Brandon Marshall pays immediate dividend
BY RICK TELANDER rtelander@suntimes.com September 9, 2012 10:20PM
Bears receiver Brandon Marshall awards his shoe to a fortunate fan as he comes off the field after the team’s 41-21 victory against the Colts. Marshall caught eight passes for 119 yards and a touchdown. | Tom Cruze~Sun-Times
Updated: October 11, 2012 6:19AM
When before have we seen a wide receiver like this for the Bears?
I could be wrong, but I’m thinking never.
Brandon Marshall is as big as defensive ends were way back in the day. He’s 6-4, 230. And he’s lean.

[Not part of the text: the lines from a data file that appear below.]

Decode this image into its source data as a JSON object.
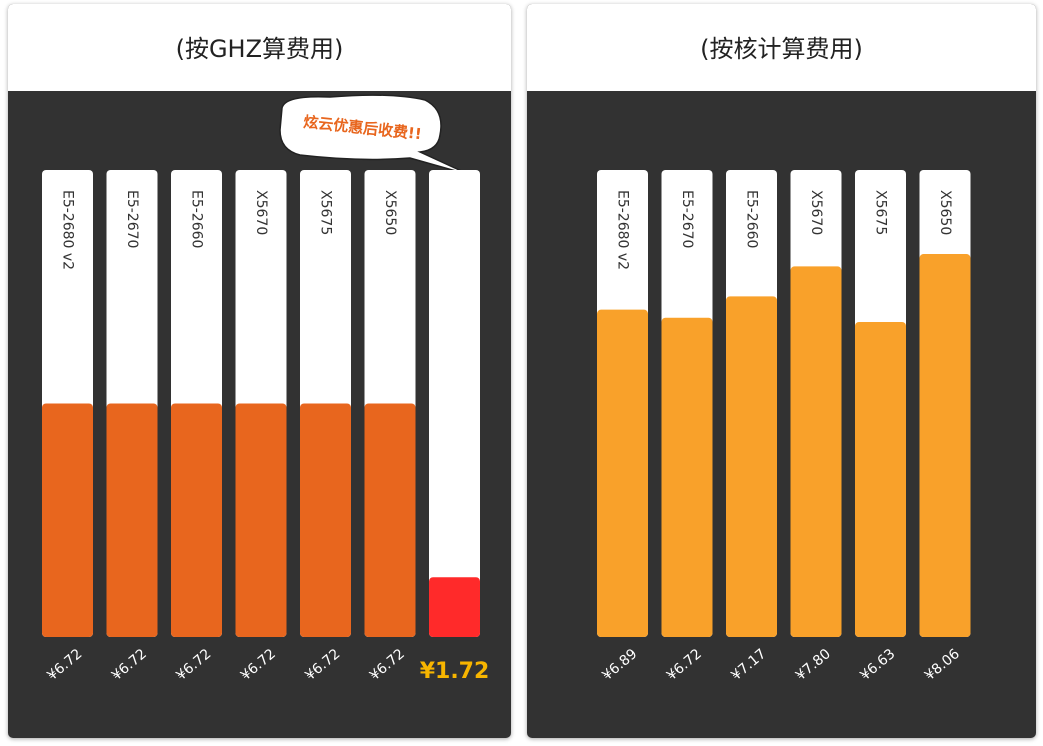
{
  "chart_data": [
    {
      "type": "bar",
      "title": "(按GHZ算费用)",
      "categories": [
        "E5-2680 v2",
        "E5-2670",
        "E5-2660",
        "X5670",
        "X5675",
        "X5650",
        null
      ],
      "values": [
        6.72,
        6.72,
        6.72,
        6.72,
        6.72,
        6.72,
        1.72
      ],
      "value_labels": [
        "¥6.72",
        "¥6.72",
        "¥6.72",
        "¥6.72",
        "¥6.72",
        "¥6.72",
        "¥1.72"
      ],
      "colors": [
        "#e8661e",
        "#e8661e",
        "#e8661e",
        "#e8661e",
        "#e8661e",
        "#e8661e",
        "#ff2a2a"
      ],
      "annotation": "炫云优惠后收费!!"
    },
    {
      "type": "bar",
      "title": "(按核计算费用)",
      "categories": [
        "E5-2680 v2",
        "E5-2670",
        "E5-2660",
        "X5670",
        "X5675",
        "X5650"
      ],
      "values": [
        6.89,
        6.72,
        7.17,
        7.8,
        6.63,
        8.06
      ],
      "value_labels": [
        "¥6.89",
        "¥6.72",
        "¥7.17",
        "¥7.80",
        "¥6.63",
        "¥8.06"
      ],
      "colors": [
        "#f9a12a",
        "#f9a12a",
        "#f9a12a",
        "#f9a12a",
        "#f9a12a",
        "#f9a12a"
      ]
    }
  ]
}
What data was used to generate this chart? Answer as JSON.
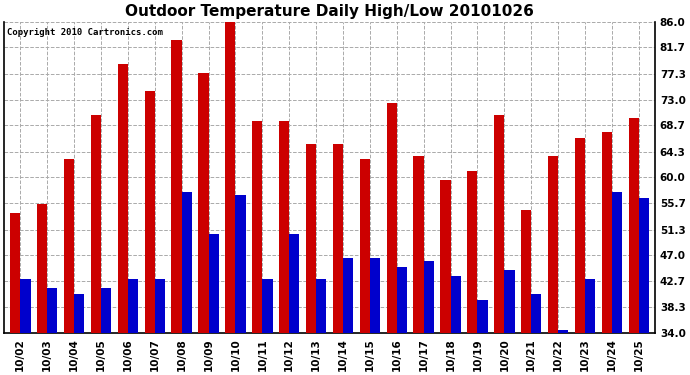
{
  "title": "Outdoor Temperature Daily High/Low 20101026",
  "copyright": "Copyright 2010 Cartronics.com",
  "dates": [
    "10/02",
    "10/03",
    "10/04",
    "10/05",
    "10/06",
    "10/07",
    "10/08",
    "10/09",
    "10/10",
    "10/11",
    "10/12",
    "10/13",
    "10/14",
    "10/15",
    "10/16",
    "10/17",
    "10/18",
    "10/19",
    "10/20",
    "10/21",
    "10/22",
    "10/23",
    "10/24",
    "10/25"
  ],
  "highs": [
    54.0,
    55.5,
    63.0,
    70.5,
    79.0,
    74.5,
    83.0,
    77.5,
    86.0,
    69.5,
    69.5,
    65.5,
    65.5,
    63.0,
    72.5,
    63.5,
    59.5,
    61.0,
    70.5,
    54.5,
    63.5,
    66.5,
    67.5,
    70.0
  ],
  "lows": [
    43.0,
    41.5,
    40.5,
    41.5,
    43.0,
    43.0,
    57.5,
    50.5,
    57.0,
    43.0,
    50.5,
    43.0,
    46.5,
    46.5,
    45.0,
    46.0,
    43.5,
    39.5,
    44.5,
    40.5,
    34.5,
    43.0,
    57.5,
    56.5
  ],
  "high_color": "#cc0000",
  "low_color": "#0000cc",
  "background_color": "#ffffff",
  "grid_color": "#aaaaaa",
  "yticks": [
    34.0,
    38.3,
    42.7,
    47.0,
    51.3,
    55.7,
    60.0,
    64.3,
    68.7,
    73.0,
    77.3,
    81.7,
    86.0
  ],
  "ymin": 34.0,
  "ymax": 86.0,
  "bar_width": 0.38
}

And fast. And has great hands. Huge hands, like a basketball forward’s. And those hands are encased in sticky gloves that resemble the palms of a tree frog.
If you were a cornerback like, say, 5-10, 187-pound Jerraud Powers of the Colts, what would you do if a monster like Marshall lined up three yards from the goal line and then button-hooked in front of you in the end zone while awaiting a bullet thrown by Jay Cutler?
You would do nothing. Which is precisely what Powers did early in the second quarter when Marshall did the above.
The short touchdown catch gave the Bears a 14-7 lead and catapulted them toward a 41-21 rout. The touchdown was the first scoring linkup between the two old Denver Broncos teammates, Cutler and Marshall, and it seemed to herald perhaps a new history in Bears passing offense.
Asked to describe the maiden score, Marshall was succinct, even abbreviated. “Went in, turned around, Jay threw it, caught it, touchdown.’’
If it can be that simple from here on out, what an offense the Bears will enjoy. Marshall is already Cutler’s favorite target, by a mile. Cutler targeted him 15 times, throwing 20 passes to the rest of the team. Marshall caught eight for 119 yards and a TD. Fellow large wide receiver Alshon Jeffery, a 6-3, 216-pound rookie from South Carolina, was targeted five times. He caught three for 80 yards, including a gorgeous 42-yard end-zone grab, a sizzling parabola from Cutler that covered almost 60 yards in the air.
“He opens up the field a lot,’’ said Jeffery of Marshall’s effect on the defenses. “[But] we look at it like we open up the field for each other. They got to try to defend whoever has the hot hand.’’
This is true. And Marshall had one of the best metaphorical responses of the early NFL season while acknowledging that point.
“Today it just happened to be a wheelbarrow for me,’’ he said. “But next week it might be a shot glass.’’
You had to love the creativity but flinch at the thought of alcohol — shots of anything — being associated with Marshall.
His off-the-field issues, some that have occurred in night clubs, are the reason the Pro Bowl receiver is playing for his third team in four years. But he’s been a model citizen since joining the Bears last spring, coming clean about his personality-disorder issue and admitting that he must rise to the challenge of acting like a responsible adult if he wants to achieve his football potential.
And what potential that is. Marshall has already had five 1,000-yard receiving seasons in his six NFL years. If he again breaks 1,000 yards, it will mean six seasons in a row over the mark, and it will mean a Hall of Fame receiver could be in our midst.
“He changes things,’’ said Cutler, who threw for 333 yards, two TDs and one silly interception that Indy returned for a short score. “I thought Indy wasn’t scared of him. They were going to let him make plays if he was capable of making plays. They were going to stop the run and go man against us.’’
That didn’t work out too well. Marshall ran one stop-and-go for big yardage, and poor cornerback Powers, playing man-to-man, got faked all the way to the ground on the move. If a jock was lying on the rough turf at Soldier Field after the game, I hope the grounds crew thought enough to return it to the defensive back.
Yes, the Bear have had big wide outs such as Muhsin Muhammad and David Terrell and Marcus Robinson. Terrell was Terr-ible, and Muhammad was over the hill. Robinson was pretty good for a brief time, but his injured knee derailed his career.
Nothing’s for sure in this tenuous game. And Marshall could go down or blow up at any time. But for now, he’s something new and fresh and amazing for the Bears.